Eugenio Derbez has dominated Mexican television comedy for decades. His 2013 feature “Instructio­ns Not Included,” which he directed and produced as well as starred in, is the highestgro­ssing Spanish language film of all time in the U.S. and worldwide, with total ticket sales just shy of $100 million.

So it’s no surprise that the 54-year-old funnyman’s next move would be to make a movie in Hollywood, in about three-quarters English. In “How to Be a Latin Lover,” Derbez also performs the moves of an aging gigolo, much to the bemusement of women he mistakes for potential conquests (played by the likes of Kristen Bell and Raquel Welch) and disgust of his long-suffering sister (Salma Hayek, a friend of Derbez’s since way back in her Mexican TV days, working with him here for the first time).

It’s the first project developed by Derbez’s American production company, 3Pas Studios, and marks the feature-directing debut of actor Ken Marino. The English-fluent Derbez was reluctant to call the shots on his initial star vehicle in a second language, but it still represents his urge to generate his own Hollywood product.

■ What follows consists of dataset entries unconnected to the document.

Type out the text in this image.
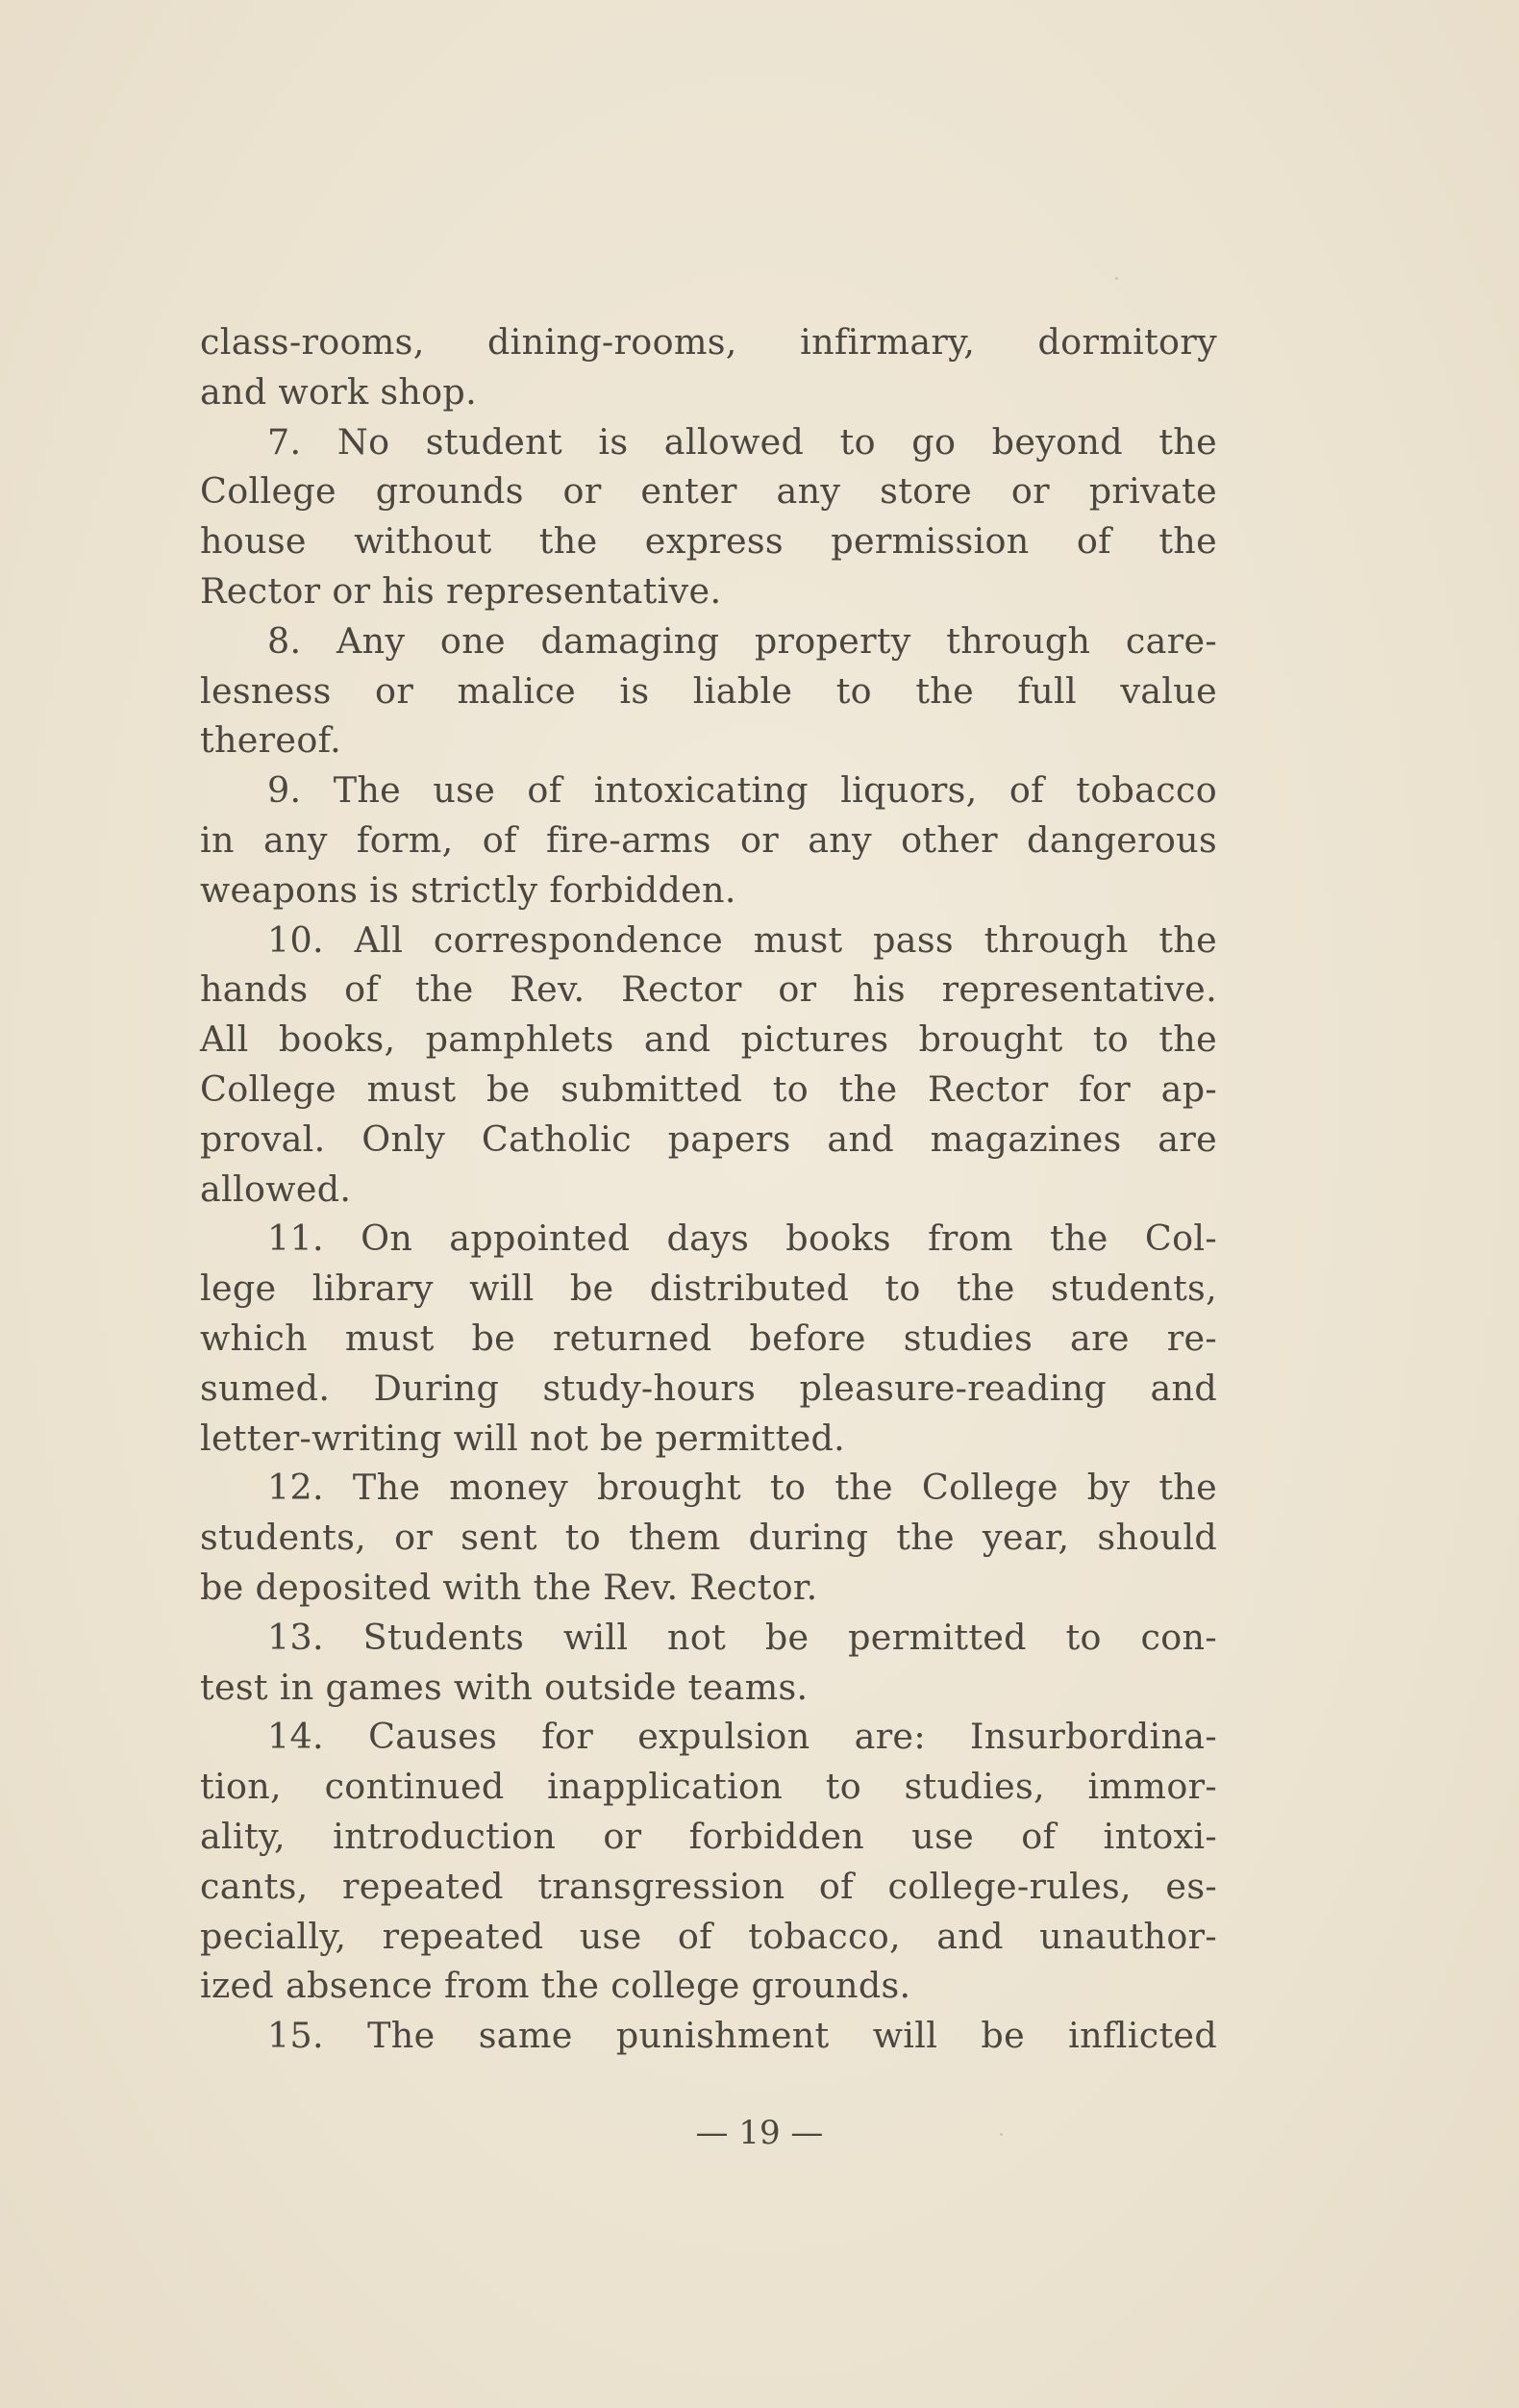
class-rooms, dining-rooms, infirmary, dormitory
and work shop.
7. No student is allowed to go beyond the
College grounds or enter any store or private
house without the express permission of the
Rector or his representative.
8. Any one damaging property through care-
lesness or malice is liable to the full value
thereof.
9. The use of intoxicating liquors, of tobacco
in any form, of fire-arms or any other dangerous
weapons is strictly forbidden.
10. All correspondence must pass through the
hands of the Rev. Rector or his representative.
All books, pamphlets and pictures brought to the
College must be submitted to the Rector for ap-
proval. Only Catholic papers and magazines are
allowed.
11. On appointed days books from the Col-
lege library will be distributed to the students,
which must be returned before studies are re-
sumed. During study-hours pleasure-reading and
letter-writing will not be permitted.
12. The money brought to the College by the
students, or sent to them during the year, should
be deposited with the Rev. Rector.
13. Students will not be permitted to con-
test in games with outside teams.
14. Causes for expulsion are: Insurbordina-
tion, continued inapplication to studies, immor-
ality, introduction or forbidden use of intoxi-
cants, repeated transgression of college-rules, es-
pecially, repeated use of tobacco, and unauthor-
ized absence from the college grounds.
15. The same punishment will be inflicted
— 19 —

“I discovered many years ago in my country that, when you’re an actor and don’t develop your own material, you need to accept what they offer you,” says the friendly, thoughtful Derbez, wearing a sharp blue jacket with subtle white trimming. “Sometimes in my case, especially here in the United States, I was tired of always having a small role in movies and always the drug lord or dealer, a criminal or whatever, or the gardener.

“Everything happened because my last movie did great and opened a lot of doors to me, so I started this company and I started developing scripts,” the now-Los Angeles resident continues. “‘Latin Lover’ was something I always wanted to do because I think that it’s a great stereotype, and the only way to break down stereotype­s is by making fun of them. So we decided to make a joke of an aging Latin lover, and we got a funny script.”

Chris Spain and Jon Zack’s screenplay is mostly funny at Derbez’s expense. Forced to seek new, um, employment after his longtime sugar mama (Renee Taylor) replaces him in her Beverly Hills mansion with a younger man, his pampered Maximo goes through a series of demeaning jobs while trying to seduce another rich widow, Welch’s Celeste. The trim, youthfullo­oking Derbez let his hair gray and put on weight to give Maximo a pronounced paunch, all for his art, until the day he had to shoot a poolside scene with the ‘60s poster queen.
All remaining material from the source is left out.